With the Academy Awards coming up (or possibly not? Who knows!), I have been scanning the blogosphere trying to find crowd favorites and balancing them against previous academy decisions. Well, actually, I did about ten minutes of that, then I got bored and watched all of the lasagnacat videos, listened to Chocolate Rain about thirty times, and fell asleep in front of the soft glow of ridiculously overwrought forum drama.
I haven't even seen most of the films up for awards this years, so I say just divvy up the statues between the two Coen brothers and maybe hand Diablo Cody a lifetime achievement award for giving us hope that our own stripper blogs will one day provide inspiration for a movie that will psychically predict Jamie Lynn Spear's condition.
With that taken care of, I turned my attention to compiling a list of cinematic achievements that I think deserve their own statuettes. Take note, Clooney!

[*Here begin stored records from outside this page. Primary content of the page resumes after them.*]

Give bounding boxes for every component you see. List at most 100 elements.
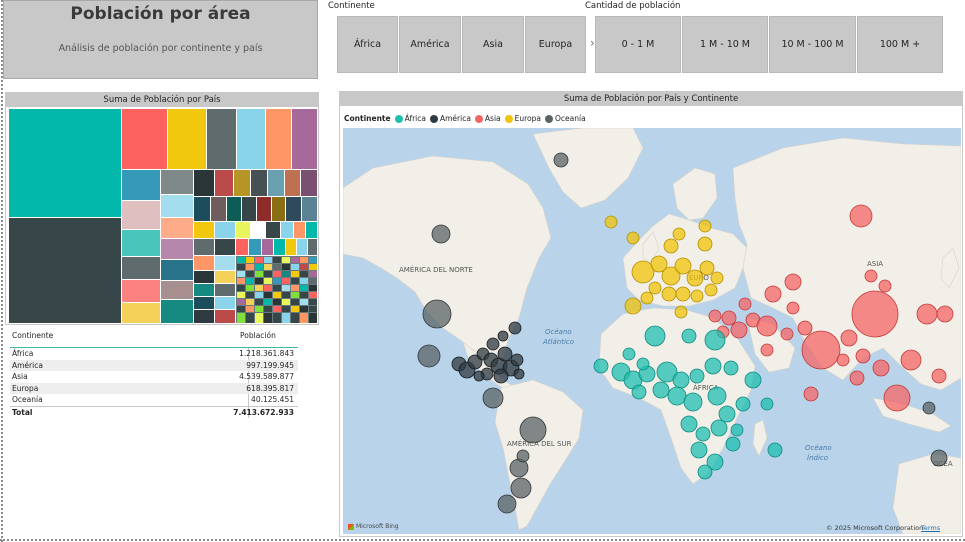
legend-item-asia[interactable]: Asia (474, 114, 501, 123)
treemap-cell[interactable] (211, 197, 226, 221)
treemap-cell[interactable] (302, 197, 317, 221)
treemap-small-cells[interactable] (236, 256, 317, 323)
slicer-button-america[interactable]: América (399, 16, 461, 73)
slicer-button-10m-100m[interactable]: 10 M - 100 M (769, 16, 856, 73)
column-header-population[interactable]: Población (240, 331, 276, 340)
circle-icon (545, 114, 553, 123)
treemap-cell[interactable] (262, 239, 273, 255)
canvas-border (1, 0, 3, 542)
treemap-cell[interactable] (236, 239, 248, 255)
map-label-indian-1: Océano (805, 444, 832, 452)
treemap-cell[interactable] (266, 222, 280, 238)
treemap-cell[interactable] (161, 300, 193, 323)
slicer-button-africa[interactable]: África (337, 16, 398, 73)
slicer-button-100m-plus[interactable]: 100 M + (857, 16, 943, 73)
treemap-cell[interactable] (236, 222, 250, 238)
treemap-cell[interactable] (9, 109, 121, 217)
treemap-cell[interactable] (161, 195, 193, 217)
column-header-continent[interactable]: Continente (12, 331, 54, 340)
treemap-cell[interactable] (122, 303, 160, 323)
table-row[interactable]: África 1.218.361.843 (10, 348, 298, 360)
population-table[interactable]: Continente Población África 1.218.361.84… (10, 330, 298, 418)
treemap-gridlines (9, 109, 122, 323)
treemap-cell[interactable] (234, 170, 250, 196)
legend-item-europa[interactable]: Europa (504, 114, 541, 123)
treemap-cell[interactable] (194, 197, 210, 221)
treemap-cell[interactable] (251, 170, 267, 196)
treemap-cell[interactable] (285, 170, 300, 196)
table-row[interactable]: Oceanía 40.125.451 (10, 394, 298, 406)
treemap-cell[interactable] (194, 222, 214, 238)
cell-continent: América (12, 360, 43, 370)
treemap-cell[interactable] (194, 256, 214, 270)
map-canvas[interactable]: AMÉRICA DEL NORTE AMÉRICA DEL SUR EURO A… (343, 128, 961, 534)
treemap-cell[interactable] (194, 310, 214, 323)
treemap-cell[interactable] (122, 109, 167, 169)
cell-population: 40.125.451 (251, 395, 294, 404)
treemap-cell[interactable] (301, 170, 317, 196)
treemap-cell[interactable] (194, 271, 214, 283)
treemap-cell[interactable] (227, 197, 241, 221)
table-row[interactable]: Asia 4.539.589.877 (10, 371, 298, 383)
treemap-cell[interactable] (194, 239, 214, 255)
treemap-cell[interactable] (268, 170, 284, 196)
legend-item-america[interactable]: América (429, 114, 471, 123)
cell-population: 618.395.817 (246, 383, 294, 393)
chevron-right-icon[interactable]: › (590, 36, 595, 50)
legend-item-africa[interactable]: África (394, 114, 426, 123)
treemap-cell[interactable] (294, 222, 305, 238)
treemap-cell[interactable] (237, 109, 265, 169)
treemap-cell[interactable] (122, 230, 160, 256)
treemap-cell[interactable] (161, 170, 193, 194)
treemap-cell[interactable] (274, 239, 285, 255)
treemap-cell[interactable] (215, 310, 235, 323)
treemap-visual[interactable]: Suma de Población por País (5, 92, 319, 325)
map-terms-link[interactable]: Terms (921, 524, 941, 532)
treemap-cell[interactable] (122, 170, 160, 200)
treemap-cell[interactable] (161, 260, 193, 280)
treemap-cell[interactable] (215, 170, 233, 196)
map-bubbles[interactable] (417, 152, 954, 514)
treemap-cell[interactable] (161, 218, 193, 238)
treemap-cell[interactable] (308, 239, 317, 255)
treemap-cell[interactable] (161, 239, 193, 259)
treemap-cell[interactable] (194, 170, 214, 196)
table-row[interactable]: América 997.199.945 (10, 359, 298, 371)
treemap-cell[interactable] (122, 257, 160, 279)
treemap-cell[interactable] (122, 280, 160, 302)
treemap-cell[interactable] (251, 222, 265, 238)
map-label-indian-2: Índico (807, 453, 828, 462)
table-row[interactable]: Europa 618.395.817 (10, 382, 298, 394)
treemap-cell[interactable] (168, 109, 206, 169)
treemap-cell[interactable] (122, 201, 160, 229)
treemap-cell[interactable] (215, 222, 235, 238)
treemap-cell[interactable] (215, 271, 235, 283)
legend-item-oceania[interactable]: Oceanía (545, 114, 586, 123)
slicer-button-1m-10m[interactable]: 1 M - 10 M (682, 16, 768, 73)
treemap-cell[interactable] (161, 281, 193, 299)
treemap-cell[interactable] (9, 218, 121, 323)
treemap-cell[interactable] (297, 239, 307, 255)
map-visual[interactable]: Suma de Población por País y Continente … (339, 91, 963, 537)
treemap-cell[interactable] (286, 197, 301, 221)
treemap-cell[interactable] (215, 297, 235, 309)
treemap-cell[interactable] (292, 109, 317, 169)
treemap-cell[interactable] (242, 197, 256, 221)
slicer-button-asia[interactable]: Asia (462, 16, 524, 73)
treemap-cell[interactable] (257, 197, 271, 221)
treemap-chart[interactable] (9, 109, 317, 323)
treemap-cell[interactable] (207, 109, 236, 169)
treemap-cell[interactable] (266, 109, 291, 169)
treemap-cell[interactable] (215, 284, 235, 296)
treemap-cell[interactable] (306, 222, 317, 238)
slicer-button-europa[interactable]: Europa (525, 16, 586, 73)
treemap-cell[interactable] (215, 256, 235, 270)
treemap-cell[interactable] (215, 239, 235, 255)
treemap-cell[interactable] (194, 297, 214, 309)
treemap-cell[interactable] (272, 197, 285, 221)
treemap-cell[interactable] (281, 222, 293, 238)
treemap-cell[interactable] (249, 239, 261, 255)
slicer-button-0-1m[interactable]: 0 - 1 M (595, 16, 681, 73)
treemap-cell[interactable] (194, 284, 214, 296)
treemap-cell[interactable] (286, 239, 296, 255)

Best Actor to not appear in the movie he was billed as a lead for: Samuel L. Jackson, 1408. I went to see this film ONLY because I was hoping there would be a line of dialogue in which Jackson railed against a pasty John Cusak, "I told you not to go into no motherfuckin' 1408!" Instead Sam L.J. is in the movie for ten minutes at most, and that includes the time he spends inexplicably shrunk down and hiding in a mini-fridge.
Smartest Career Trajectory: Dwayne "The Rock" Johnson, Southland Tales. What better way to convince people you are no longer a ridiculous fake athlete and instead a "serious" movie star than head up a movie where you play a fake athlete cum movie hero who develops amnesia and teams up with a porn-star Buffy to try to save the world from Wallace Shawn and Bai Ling? At least, that's what I think the movie was about, I can't really be sure since my head was too busy exploding.
Best Supporting Actor: Jonah Hill, Evan Almighty. The most expensive comedy made to date, and the only entertaining bits were Jonah's intern character and Wanda Sykes. And it is a dismal, dismal day in tinsel town when you are comedically upstaged by Wanda, Steve Carell.
Best Director/Best Film: Rob Zombie, Werewolf Women of the S.S.. Sure, it clocked in at something like three minutes long, and was a fake trailer sandwiched between the "I wish I could quit you" love-in of Tarintino and Rodriguez's "Grindhouse" moviellas (somehow that just doesn't roll off the tongue) but I maintain that whatever Rob Zombie touches turns to gold, unless we are talking about music, or that new Halloween remake. Nicholas Cage's turn as Fu Manchu was both unexpected and nuanced. And sure, you can say that it was just a rip-off of the Hollywood gem, Ilsa, She-Wolf of the S.S. but then you'd sort of have to admit that No Country for Old Men basically cribbed everything off of The Devil's Rejects.
If anything, I hope that while looking back at the roller-coaster ride that was 2007, we will remember it as one thing: The year of the ridiculous one-legged hookers.